Он взял черепаху, перевернул её на спину. Животное было старым, с глубокими трещинами на щитке, и в этих трещинах, словно руны, запёкся ил. Он не стал убивать черепаху — он только провёл пальцем по линиям панциря, и там, где его палец касался, трещины начинали светиться бледным светом, как светляки в траве. Он смотрел на этот свет, и в его сознании рождались образы: Ажар, лежащая на кошме, с раскрытыми бёдрами; старая повитуха, качающая головой; кровь на белой ткани; плач, который стихает. Потом другой образ: маленькая девочка с чёрными косичками, бегающая по берегу, и у неё глаза Ажар, но лицо не изъедено оспой. Он отпустил черепаху, и та быстро перевернулась и уползла к реке, ни разу не оглянувшись.
— Ты родишь, — сказал он. — Но не сейчас. Через три года, когда снег сойдёт на месяц раньше обычного. Это будет девочка. Она будет похожа на тебя, но без твоих шрамов. Её отец — не твой муж, а тот кузнец, который дважды улыбнулся тебе на базаре. Ты думаешь, я не знаю? Но я скажу тебе больше: ты будешь любить мужа до самой его смерти, и только после поймёшь, что он был добр, хотя и не любил тебя.
Ажар заплакала. Она упала на колени, целовала его руки, белые и холодные, и просила: «Забери мою боль, Ак-бота, я не хочу ждать три года». Он поднял её мягко, как поднимают упавшего ягнёнка, и сказал: «Боль — это единственное, что делает нас людьми. Если я заберу её, ты превратишься в тень. Ступай, и жди. И запомни: когда родится твоя дочь, назови её Ак-толкын — Белая волна, чтобы она была свободной, как вода». Ажар ушла, но на следующий день весь аул знал, что Ак-бота предсказал рождение ребёнка от кузнеца, и муж Ажар, услышав это, не ударил жену, а только сел и заплакал — он знал, что шаман не лжёт, но благодарил его за то, что сказал правду, а не оставил её в темноте.
К полудню того же дня пришёл третий — старик с багровым носом, которого звали Досмухамет, и он привёз с собой больного сына. Юноша лежал на телеге, укрытый кошмой, и дышал тяжело, с хрипом. В его лёгких поселилась тень — Ак-бота увидел это, даже не дотрагиваясь до больного. Он сказал: «Это не болезнь. Это дух злого ветра, который вошёл в него, когда он спал у старого колодца». Досмухамет заплакал: «Вылечи его, я отдам тебе половину моего стада». Ак-бота покачал головой: «Ты отдашь мне не стадо. Ты отдашь мне свой страх. Сейчас, при всех, ты признаешься, что сам отравил своего старшего брата, чтобы взять его жену, и что именно из-за этой вины твой сын сейчас умирает».

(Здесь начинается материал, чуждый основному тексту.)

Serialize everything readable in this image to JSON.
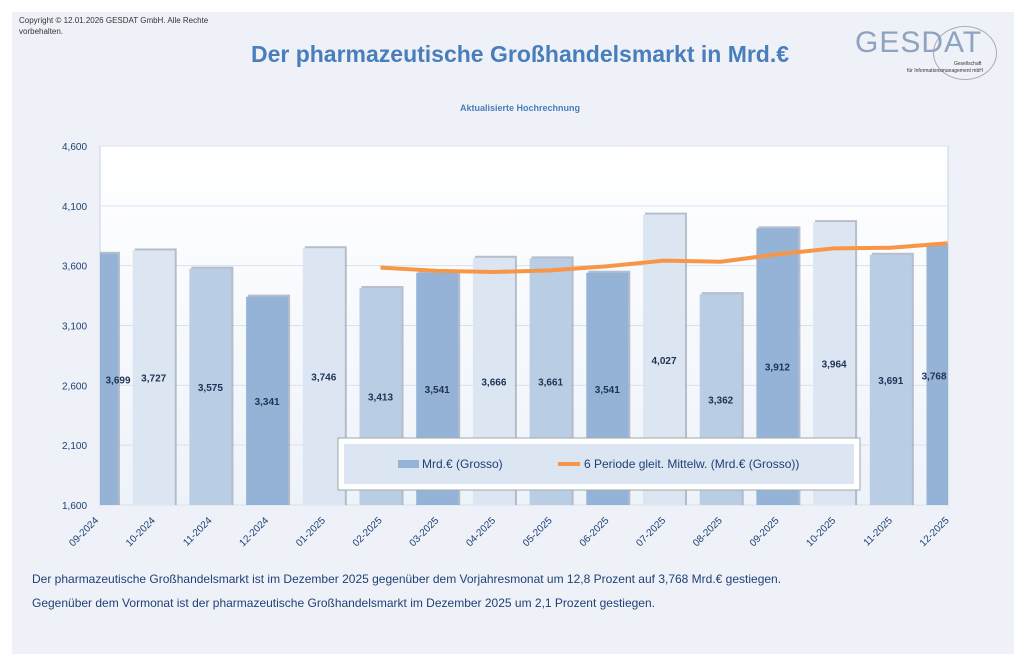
{
  "copyright": "Copyright © 12.01.2026 GESDAT GmbH. Alle Rechte vorbehalten.",
  "logo": {
    "name": "GESDAT",
    "line1": "Gesellschaft",
    "line2": "für Informationsmanagement mbH"
  },
  "notes": [
    "Der pharmazeutische Großhandelsmarkt ist im Dezember 2025 gegenüber dem Vorjahresmonat um 12,8 Prozent auf 3,768 Mrd.€ gestiegen.",
    "Gegenüber dem Vormonat ist der pharmazeutische Großhandelsmarkt im Dezember 2025 um 2,1 Prozent gestiegen."
  ],
  "chart_data": {
    "type": "bar",
    "title": "Der pharmazeutische Großhandelsmarkt in Mrd.€",
    "subtitle": "Aktualisierte Hochrechnung",
    "categories": [
      "09-2024",
      "10-2024",
      "11-2024",
      "12-2024",
      "01-2025",
      "02-2025",
      "03-2025",
      "04-2025",
      "05-2025",
      "06-2025",
      "07-2025",
      "08-2025",
      "09-2025",
      "10-2025",
      "11-2025",
      "12-2025"
    ],
    "series": [
      {
        "name": "Mrd.€ (Grosso)",
        "type": "bar",
        "values": [
          3.699,
          3.727,
          3.575,
          3.341,
          3.746,
          3.413,
          3.541,
          3.666,
          3.661,
          3.541,
          4.027,
          3.362,
          3.912,
          3.964,
          3.691,
          3.768
        ],
        "labels": [
          "3,699",
          "3,727",
          "3,575",
          "3,341",
          "3,746",
          "3,413",
          "3,541",
          "3,666",
          "3,661",
          "3,541",
          "4,027",
          "3,362",
          "3,912",
          "3,964",
          "3,691",
          "3,768"
        ]
      },
      {
        "name": "6 Periode gleit. Mittelw. (Mrd.€ (Grosso))",
        "type": "line",
        "values": [
          null,
          null,
          null,
          null,
          null,
          3.584,
          3.557,
          3.547,
          3.561,
          3.595,
          3.642,
          3.633,
          3.695,
          3.745,
          3.75,
          3.787
        ]
      }
    ],
    "yticks": [
      "1,600",
      "2,100",
      "2,600",
      "3,100",
      "3,600",
      "4,100",
      "4,600"
    ],
    "ylim": [
      1.6,
      4.6
    ],
    "grid": true,
    "legend": "bottom-center",
    "colors": {
      "bars": [
        "#94b3d7",
        "#dce6f2",
        "#b9cde5"
      ],
      "line": "#f79646",
      "text": "#4a7ebb"
    }
  }
}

Досмухамет побелел, потом покраснел, потом стал серым. Он оглянулся на людей, которые собрались у кибитки — всегда была толпа, потому что Ак-бота не принимал никого тайно, он любил, чтобы всё было на виду, словно спектакль. Старик упал на колени и зарыдал: «Прости меня, шаман, я сделал это, я дал ему кумыс с ядом, но я раскаялся, я молился сорок дней!» Ак-бота подошёл к юноше, положил ему руку на грудь, и его белая ладонь засветилась ровным, тёплым светом. Он зашептал древние слова, которых никто не понял — одни говорили, что это на языке предков, другие — что на языке джиннов. Свет проникал в грудь юноши, вытаскивая чёрный клубок, и этот клубок растворялся в воздухе с вонью гнилого мяса. Юноша закашлялся, открыл глаза и сел. Ак-бота же обернулся к Досмухамету: «Прощение — не моя власть. Прощение — у тенгри. Но ты будешь жить с этим камнем на шее до самой смерти. И когда умрёшь, ты снова встретишь брата, и тогда он решит — прощать или нет». Досмухамет ушёл, согнувшись, как старый карагач под ветром.